Between Parking Ticket Stabbings and Hope Eternal
Illustration (Image credit: Moshe Milner/Government Press Office of Israel)
One can get really upset when discovering a parking ticket on their windshield, right? I suppose we have all had that unpleasant experience. Just the other day a young Arab citizen of Israel drove his jeep into Acco (Acre) where he took his eight-month pregnant wife to be examined in the clinic. When he came out he found a ticket on his car. He was not happy to see this - so he decided the right response would be to murder as many Jews as possible in multiple places, especially those in uniform.
He hit three targets before he himself was wounded. He is now in the care of kind Jewish doctors at Nahariya Hospital. His family claims it was a just an unfortunate traffic accident. How does one wrap one's head around this?
Here we have an Israeli Arab enjoying the abundant and generous fruits of the Jewish state, which has given him and his family a life of freedom and security. He abandons his pregnant wife to kill Jews; the same Jews that built and defend the only place in the Middle East that ensures him and his family basic human rights and opportunity. This case is just another of a dizzying number of similar ones in which comfortable, educated, employed Israeli Arabs find their ultimate fulfillment in killing Jewish fellow Israeli citizens. This phenomenon of comfortable, free Israeli Arabs using whatever comes to hand to murder Jews has increased rapidly in recent years.
As opposed to the reaction to the very rare case of a Jew killing an Arab - when all of the Jews from the president on down voice outrage and shame - the Arab killers of Jews are considered heroes. It is clear that the Arabs in Israel know that they have it very good indeed. If they felt otherwise they would leave; no one is kept by force. Not one of them has left for the Palestinian Authority where they will not have to see the hated Israeli flag. There they can be subject to their own beloved PLO flag that they so passionately wave as proud “Palestinian” students in Israeli universities. Of course, when offered the possibility to stay in their present homes and just be ruled by the PA, they would shriek in horror.

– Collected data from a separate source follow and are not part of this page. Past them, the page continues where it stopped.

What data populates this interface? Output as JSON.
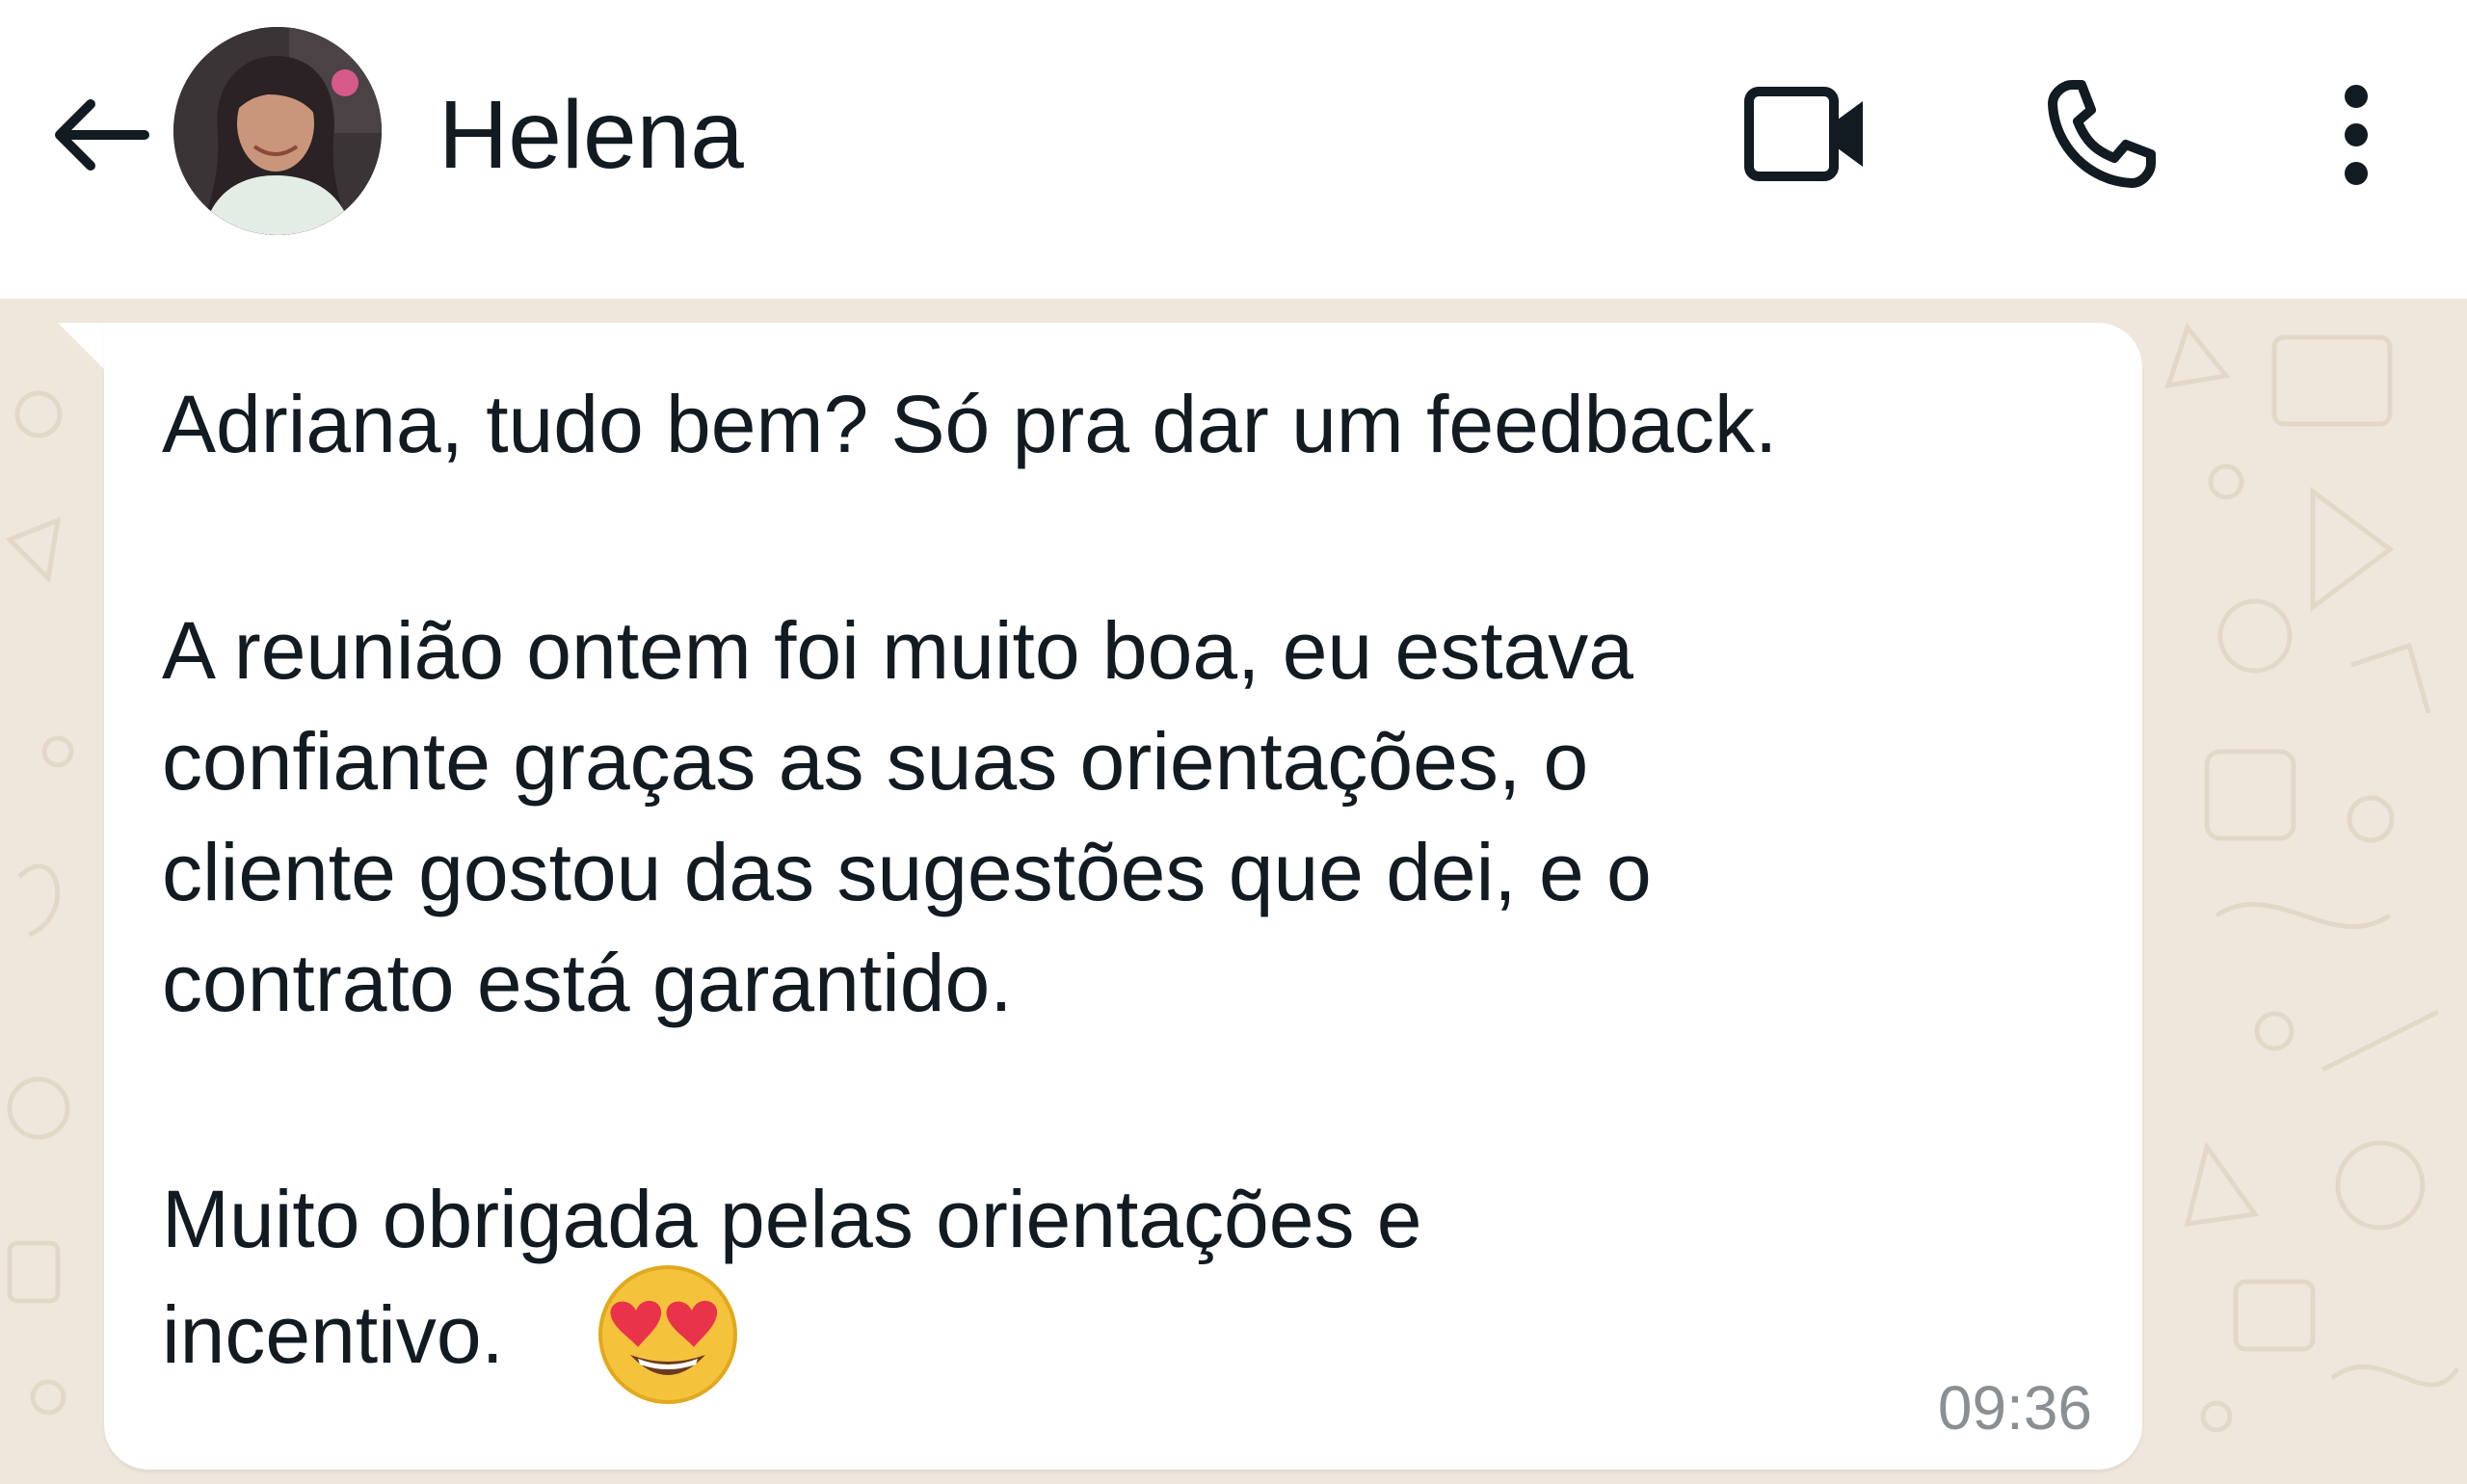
{
  "header": {
    "back_icon": "arrow-left-icon",
    "contact_name": "Helena",
    "video_icon": "video-camera-icon",
    "call_icon": "phone-icon",
    "more_icon": "more-vertical-icon"
  },
  "message": {
    "lines": [
      "Adriana, tudo bem? Só pra dar um feedback.",
      "A reunião ontem foi muito boa, eu estava",
      "confiante graças as suas orientações, o",
      "cliente gostou das sugestões que dei, e o",
      "contrato está garantido.",
      "Muito obrigada pelas orientações e",
      "incentivo."
    ],
    "emoji": "heart-eyes-emoji",
    "time": "09:36"
  },
  "colors": {
    "header_bg": "#ffffff",
    "wallpaper_bg": "#efe7dc",
    "wallpaper_doodle": "#e3d8c8",
    "bubble_bg": "#ffffff",
    "text": "#111b21",
    "time_text": "#8a8f93",
    "icon": "#111b21"
  }
}
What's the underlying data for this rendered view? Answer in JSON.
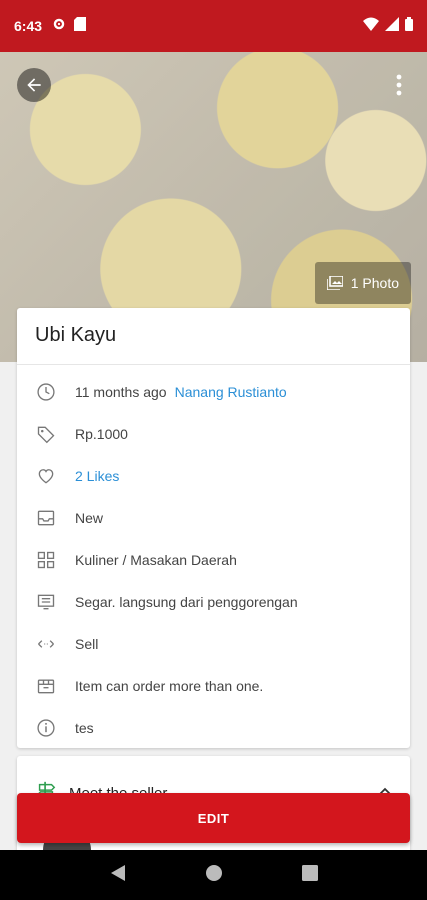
{
  "status_bar": {
    "time": "6:43"
  },
  "hero": {
    "photo_count_label": "1 Photo"
  },
  "product": {
    "title": "Ubi Kayu",
    "posted_ago": "11 months ago",
    "seller_name": "Nanang Rustianto",
    "price": "Rp.1000",
    "likes": "2 Likes",
    "condition": "New",
    "category": "Kuliner / Masakan Daerah",
    "description": "Segar. langsung dari penggorengan",
    "type": "Sell",
    "order_note": "Item can order more than one.",
    "extra_info": "tes"
  },
  "seller_section": {
    "title": "Meet the seller"
  },
  "actions": {
    "edit_label": "EDIT"
  },
  "colors": {
    "brand_red": "#c0191f",
    "link_blue": "#2b8fd6"
  }
}
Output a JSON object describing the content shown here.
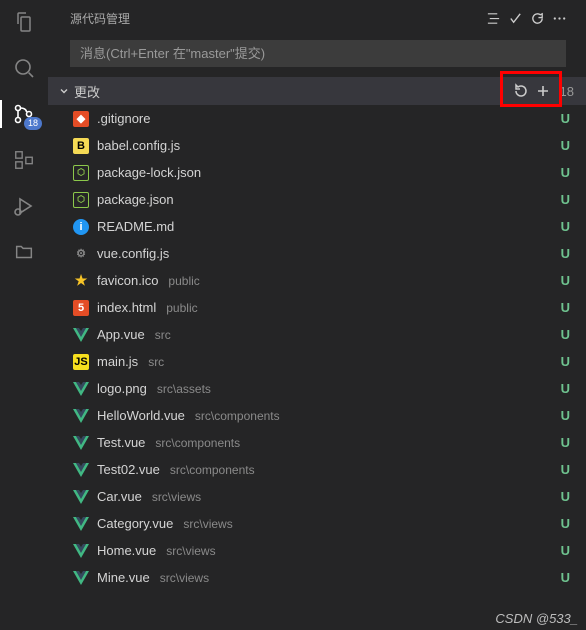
{
  "activity_bar": {
    "badge": "18"
  },
  "panel": {
    "title": "源代码管理"
  },
  "commit": {
    "placeholder": "消息(Ctrl+Enter 在\"master\"提交)"
  },
  "section": {
    "label": "更改",
    "count": "18"
  },
  "status_letters": {
    "untracked": "U"
  },
  "files": [
    {
      "icon": "git",
      "name": ".gitignore",
      "path": ""
    },
    {
      "icon": "babel",
      "name": "babel.config.js",
      "path": ""
    },
    {
      "icon": "node",
      "name": "package-lock.json",
      "path": ""
    },
    {
      "icon": "node",
      "name": "package.json",
      "path": ""
    },
    {
      "icon": "info",
      "name": "README.md",
      "path": ""
    },
    {
      "icon": "gear",
      "name": "vue.config.js",
      "path": ""
    },
    {
      "icon": "star",
      "name": "favicon.ico",
      "path": "public"
    },
    {
      "icon": "html",
      "name": "index.html",
      "path": "public"
    },
    {
      "icon": "vue",
      "name": "App.vue",
      "path": "src"
    },
    {
      "icon": "js",
      "name": "main.js",
      "path": "src"
    },
    {
      "icon": "vue",
      "name": "logo.png",
      "path": "src\\assets"
    },
    {
      "icon": "vue",
      "name": "HelloWorld.vue",
      "path": "src\\components"
    },
    {
      "icon": "vue",
      "name": "Test.vue",
      "path": "src\\components"
    },
    {
      "icon": "vue",
      "name": "Test02.vue",
      "path": "src\\components"
    },
    {
      "icon": "vue",
      "name": "Car.vue",
      "path": "src\\views"
    },
    {
      "icon": "vue",
      "name": "Category.vue",
      "path": "src\\views"
    },
    {
      "icon": "vue",
      "name": "Home.vue",
      "path": "src\\views"
    },
    {
      "icon": "vue",
      "name": "Mine.vue",
      "path": "src\\views"
    }
  ],
  "watermark": "CSDN @533_"
}
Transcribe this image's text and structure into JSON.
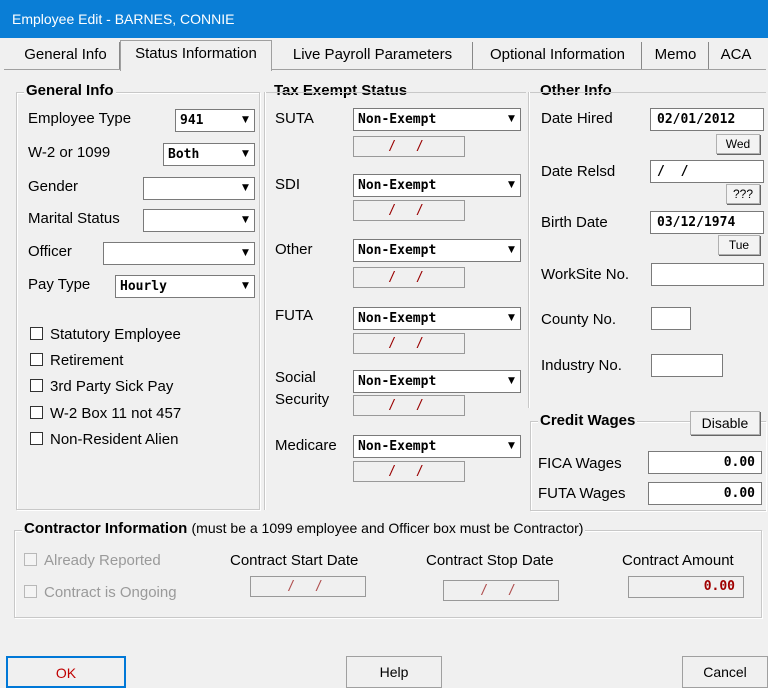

This is a classic psychologically frustrating situation. Israeli Arabs cannot accept the fact that the lowly, despised Jews beat them in 1948. They will always hate us for that humiliation, and for other more traditional reasons. But they love the good life we created for them - that’s a problem. The increasing number of Israeli Arabs in higher education, government, academia, and the courts has no impact on their resentment. It seems to only stoke the fires of their frustration.
I understand their predicament. What I find far more difficult to understand is the continuing delusion of many Jews about this situation.
Just this week I had a conversation with a very nice and intelligent colleague of mine. I know that she is not stupid or ignorant of the facts. I was surprised, therefore, to hear that she was one of those still stuck in the "we should try harder" mode. I thought this type of illusion lost its spell after decades of horrible post-Oslo tragedies. She insisted that it all can be good “If we only talked to them... Dialogue… There is a better way… Teach them." I was truly shocked. I think it comes down to this: Some people just cannot accept that there are no comfortable solutions. Some people just absolutely need to believe in "hope eternal.”
I clearly remember a radio interview a few years ago with Dr. Yossi Beilin, one of the chief architects of the Oslo disaster and its staunch defender to this very day. He was asked his opinion on Oslo now that it has not turned out the way he envisioned and assured it would. I remember his response being along the lines of: "It is true that there are problems, but I just cannot live in a world without hope.”
In every generation such people arise. Neville Chamberlain, facing an ascendent Adolf Hitler, told us he too could not live without "hope.” Beilin cannot - and it seems my colleague cannot either. If only the nice young man in Acco was not given a ticket. We should think up alternatives if tickets upset them so, there simply must be a better way. Never give up on hope.